We now compare our PVDP scheme with some existing schemes [1, 11, 1820, 22, 23] in terms of communication cost, computation cost on server side, computation cost on verifier side and storage cost. For simplicity, here we denote them as comm.cost, comp.cost(S), comp.cost(V), storage.cost, respectively, and publicly+privately verifiability presents the simultaneously public and private verifiability. In Table 1, \(\lambda \) is the security parameter. |G| denotes the size of group/field and m represents the size of a data block (\(m = 100\) is a good choice). In each scheme, \(\ell \) denotes the size of a challenge or query set \((i,v_i):i\in C\) and we denote multiplication, exponentiation and addition in the corresponding groups (fields) as mulexp and add, respectively. Here we ignore all the hash functions, pseudorandom functions and pairing operations, since all of these operations are not required during the verification phase in our scheme, which makes our PVDP scheme more efficient when users perform the verification many times.

Table 1 Complexity comparision

Here we just focus on the size of response/proof for the communication cost, because it is at the mercy of the response/proof size. Note that the client/verifier dose not need to store the tuple \(\{g_i\}\), and he can obtain those values by table lookup when needed(the table can be stored at his facebook or even at the cloud server with a secure signature as in [18]). Besides, the tuple \(\{g_i\}\) can be reused and the size \(|\{g_i\}|= |\mathscr {Q}\mathscr {R}_N|\) due to the element g is the generator of \(\mathscr {Q}\mathscr {R}_N\).

In our PVDP scheme, the expensive cost for the public information \(\{g_i\}\) just happens in setup phase (algorithm DEncode), which is just the same as what most previous works did when they evaluated the authentication tags (values) [11, 19, 20, 22, 23]; thus we just focus the verifier’s computation cost on the verification phase as art protocols did.

4.4 Experimental results

We have modelled a prototype of our PVDP scheme as well as the schemes [18, 20] to show the efficiency of our PVDP scheme by the MATLAB with version 7.12.0.635 (R2011a).Our implementation is not optimized and further performance improvements of our scheme can be expected.

Our text machine is a laptop computer, which is equipped with a 2GHz AMD Athlon(tm) X2 Dual-Core, a 1GB RAM. All experimental results are the mean of 10 trials. We denote the test data file as the array where the elements means the data block size. Since all experiment results vary little across different trials, we do not focus on the variances.

To illustrate the feature of computational time for the verification, we vary the number of data blocks accessed in the verification from 100 to 800. Our experiment results are shown in Fig. 1, which indicates that the authenticating time is proportional to the number of blocks accessed in a verification, which is also at the mercy of the challenge.
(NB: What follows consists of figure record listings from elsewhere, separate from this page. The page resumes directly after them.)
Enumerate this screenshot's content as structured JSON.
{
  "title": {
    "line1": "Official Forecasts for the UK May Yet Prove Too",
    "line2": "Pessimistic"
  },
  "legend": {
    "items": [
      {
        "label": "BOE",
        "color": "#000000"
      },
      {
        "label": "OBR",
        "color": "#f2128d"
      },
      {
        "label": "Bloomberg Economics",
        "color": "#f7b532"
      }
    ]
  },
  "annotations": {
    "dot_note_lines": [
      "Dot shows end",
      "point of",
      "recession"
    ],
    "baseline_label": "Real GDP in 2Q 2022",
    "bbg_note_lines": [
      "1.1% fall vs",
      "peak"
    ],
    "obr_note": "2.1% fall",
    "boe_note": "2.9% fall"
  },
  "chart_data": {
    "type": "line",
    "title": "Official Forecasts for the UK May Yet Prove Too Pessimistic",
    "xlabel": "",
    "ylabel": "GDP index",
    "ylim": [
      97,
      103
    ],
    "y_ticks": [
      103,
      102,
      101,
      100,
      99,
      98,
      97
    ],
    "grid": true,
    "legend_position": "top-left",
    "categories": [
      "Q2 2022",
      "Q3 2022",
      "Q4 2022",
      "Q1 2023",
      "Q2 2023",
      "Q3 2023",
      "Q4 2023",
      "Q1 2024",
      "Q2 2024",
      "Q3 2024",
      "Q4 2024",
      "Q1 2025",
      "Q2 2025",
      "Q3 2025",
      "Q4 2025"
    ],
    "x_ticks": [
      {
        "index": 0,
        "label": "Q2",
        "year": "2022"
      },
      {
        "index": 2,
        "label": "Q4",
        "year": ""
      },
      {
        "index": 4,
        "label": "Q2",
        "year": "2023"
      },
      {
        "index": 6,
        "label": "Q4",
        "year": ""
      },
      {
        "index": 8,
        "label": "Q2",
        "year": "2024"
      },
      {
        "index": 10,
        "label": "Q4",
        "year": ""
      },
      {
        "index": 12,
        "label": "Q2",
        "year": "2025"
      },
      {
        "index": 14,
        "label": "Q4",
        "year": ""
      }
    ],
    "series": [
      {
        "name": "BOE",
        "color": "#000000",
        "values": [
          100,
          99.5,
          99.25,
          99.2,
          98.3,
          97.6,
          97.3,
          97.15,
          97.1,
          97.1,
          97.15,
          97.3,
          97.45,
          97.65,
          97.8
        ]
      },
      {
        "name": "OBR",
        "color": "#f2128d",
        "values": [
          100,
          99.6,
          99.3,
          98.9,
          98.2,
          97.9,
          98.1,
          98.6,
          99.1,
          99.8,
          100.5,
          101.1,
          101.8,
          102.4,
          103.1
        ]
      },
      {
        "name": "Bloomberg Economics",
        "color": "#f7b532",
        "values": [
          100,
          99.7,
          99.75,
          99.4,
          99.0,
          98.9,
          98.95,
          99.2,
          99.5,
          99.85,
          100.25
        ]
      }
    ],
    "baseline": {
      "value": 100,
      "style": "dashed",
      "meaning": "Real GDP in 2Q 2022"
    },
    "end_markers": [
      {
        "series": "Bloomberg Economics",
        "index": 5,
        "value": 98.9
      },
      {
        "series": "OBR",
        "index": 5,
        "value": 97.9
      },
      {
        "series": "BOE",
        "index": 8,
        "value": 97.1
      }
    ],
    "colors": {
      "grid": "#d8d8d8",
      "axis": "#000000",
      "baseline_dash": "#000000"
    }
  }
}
Note that the size of the challenge is bounded. Thus the result of the experiment is just consistent with our analysis.

Fig. 1
figure 1

Comparison of three schemes

5 Conclusion

In this paper, we present a new verifiable data possession (PVDP), which allows both private and public verifiability simultaneously to verify the integrity of clients data files stored on cloud server without downloading all of those files. Sequently, we prove the security of our scheme. Our solution is efficient in communication, storage, and computation on servers side. Especially, the computation cost on server side is preferable to those most existing publicly verifiable schemes without increasing the verifier’s workload, which greatly reduces client’s waiting time. However, our work also encounters same dilemma as previous researches, that is, the client requires large computation cost in setup phase (although the client can conduct this off-line), which is the main drawback of our solution. In future research, we will devise preferable publicly verifiable data possession scheme which supports more features, and the computation cost is far more efficient as well on the verifier side.